In the 2014-15 budget, compensation goes up 4 percent and 3 percent for support-staff union members and Teamsters, respectively, as a result of previously negotiated contracts. The law school faculty, in response to the difficult enrollment context nationally, opted to forego a salary increase for next year. Law school tuition will increase by 2 percent and graduate school tuition by 3 percent in the new budget. As announced two years ago, the College will delay notification of salary increases for faculty and administrative staff until later in the summer, when the Office of Business and Finance has a clearer understanding of what net tuition revenue levels will be.
At the Institutional Advancement Committee meeting, trustees heard from President Glassner on recent progress in fundraising and on long-term vision for the college. “Our vision is for Lewis & Clark to be recognized as one of the top colleges in the country,” Glassner said, “an institution that comes to mind when people think about the Northwest, and where the best students in the country—and, indeed, around the world—dream of attending.”

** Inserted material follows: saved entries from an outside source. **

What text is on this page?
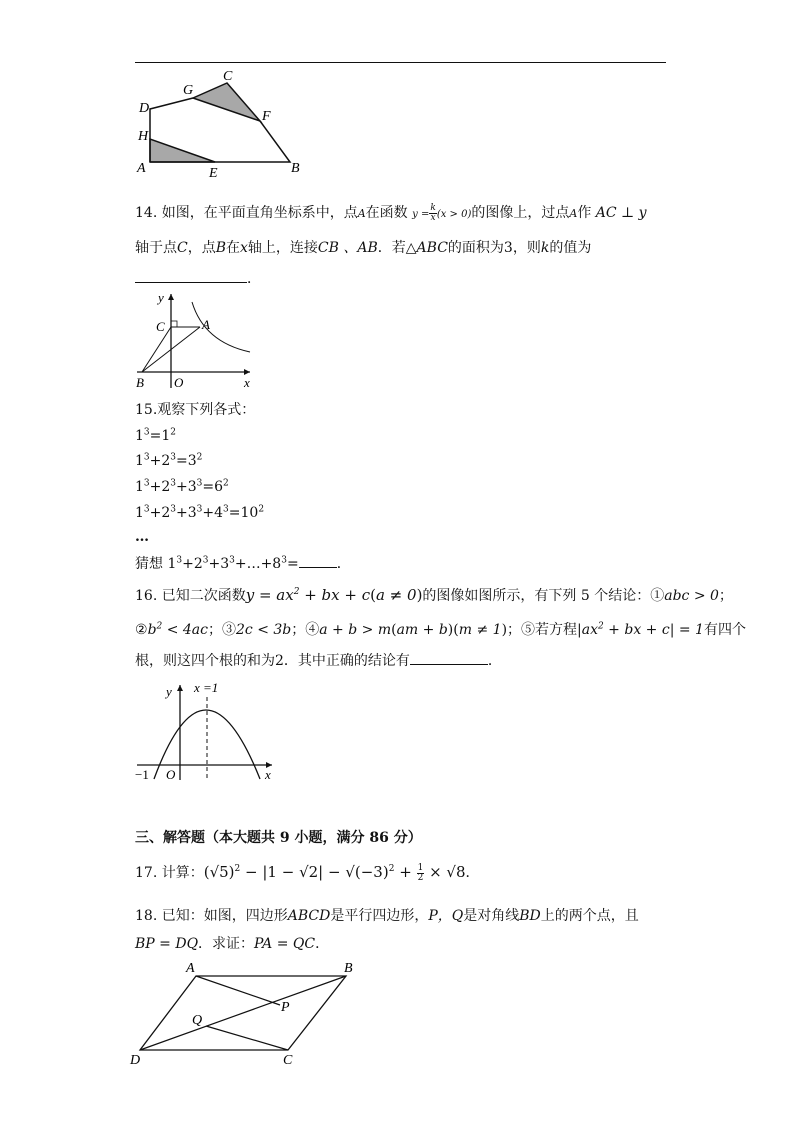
C
G
D
F
H
A	E	B
14. 如图，在平面直角坐标系中，点A在函数 $y = \frac{k}{x} (x > 0)$的图像上，过点A作 AC ⊥ y
轴于点C，点B在x轴上，连接CB 、AB．若△ABC的面积为3，则k的值为
．
y
C	A
B O	x
15.观察下列各式：
$1^3=1^2$
$1^3+2^3=3^2$
$1^3+2^3+3^3=6^2$
$1^3+2^3+3^3+4^3=10^2$
…
猜想 $1^3+2^3+3^3+\dots+8^3=$	．
16. 已知二次函数$y = ax^2$ + bx + c(a ≠ 0)的图像如图所示，有下列 5 个结论：①abc > 0；
$②b^2 < 4ac$；③2c < 3b；④a + b > m(am + b)(m ≠ 1)；⑤若方程$|ax^2$ + bx + c| = 1有四个
根，则这四个根的和为2．其中正确的结论有	．
x =1
y
−1 O	x
三、解答题（本大题共 9 小题，满分 86 分）
17. 计算：$(√5)^2 - |1 - √2| - √(-3)^2 + \frac{1}{2} \times √8$．
18. 已知：如图，四边形ABCD是平行四边形，P，Q是对角线BD上的两个点，且
BP = DQ．求证：PA = QC．
A	B
P
Q
D	C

At the Academic Affairs Committee meeting, the trustees had discussions with the admissions leaders from each of the three schools on their challenges and strategies. In addition, they heard a presentation by Ryan Bubriski ’12, co-founder of the Portland Mushroom Company, a winner of the 2013 Lewis & Clark Venture Competition.

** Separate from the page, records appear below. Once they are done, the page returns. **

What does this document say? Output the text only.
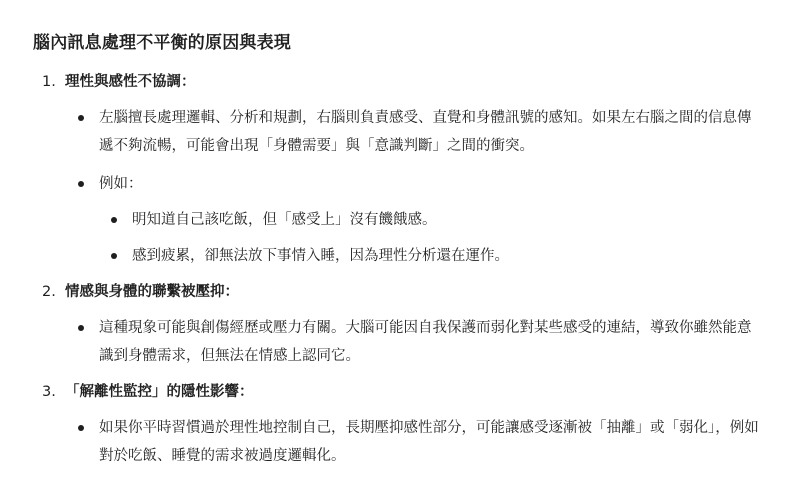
腦內訊息處理不平衡的原因與表現
1. 理性與感性不協調：
左腦擅長處理邏輯、分析和規劃，右腦則負責感受、直覺和身體訊號的感知。如果左右腦之間的信息傳遞不夠流暢，可能會出現「身體需要」與「意識判斷」之間的衝突。
例如：
明知道自己該吃飯，但「感受上」沒有饑餓感。
感到疲累，卻無法放下事情入睡，因為理性分析還在運作。
2. 情感與身體的聯繫被壓抑：
這種現象可能與創傷經歷或壓力有關。大腦可能因自我保護而弱化對某些感受的連結，導致你雖然能意識到身體需求，但無法在情感上認同它。
3. 「解離性監控」的隱性影響：
如果你平時習慣過於理性地控制自己，長期壓抑感性部分，可能讓感受逐漸被「抽離」或「弱化」，例如對於吃飯、睡覺的需求被過度邏輯化。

With an eye toward this spring’s commencements, the trustees approved an honorary degree for Marian Wright Edelman, who will be the CAS commencement speaker this spring. Honorary degrees were also approved for former Board Chair Jim Richardson ’70 J.D. ’76; Associate Professor and Director of the Northwest Writing Institute Kim Stafford, who will be the graduate school commencement speaker; and Associate Justice of the California Supreme Court Goodwin Liu, who will be honored at Law School commencement. In addition, the board passed resolutions granting faculty emeritus status to Vern Jones ’68, who is retiring from the Graduate School’s teacher education faculty, and James Duncan, professor of chemistry, who is also retiring.
In other developments at the meeting,
- Trustees elected Paula Hayes ’92 to membership on the board. Hayes, a former member of the Board of Alumni, is President and CEO of Hue Noir, a makeup company specializing in cosmetics for women of color. (Read more about Paula Hayes in the current issue of the Chronicle magazine.)
- Scott Fletcher briefed trustees on the new master’s program for higher-education student affairs professionals being launched next year in the Graduate School, which the Board unanimously approved.
- Vice President and Treasurer Carl Vance briefed the Finance Committee on the endowment, which reached an all-time high of $224 million at the end of 2013.
- President Glassner reported on his efforts to make Lewis & Clark better known on the national stage, including his hosting a national conference on the future of higher education, which will bring presidents, deans, and other sector leaders to campus this April.
- Dean Lisa Meyer discussed how tuition and discount rates affect the ability of the CAS to shape undergraduate classes.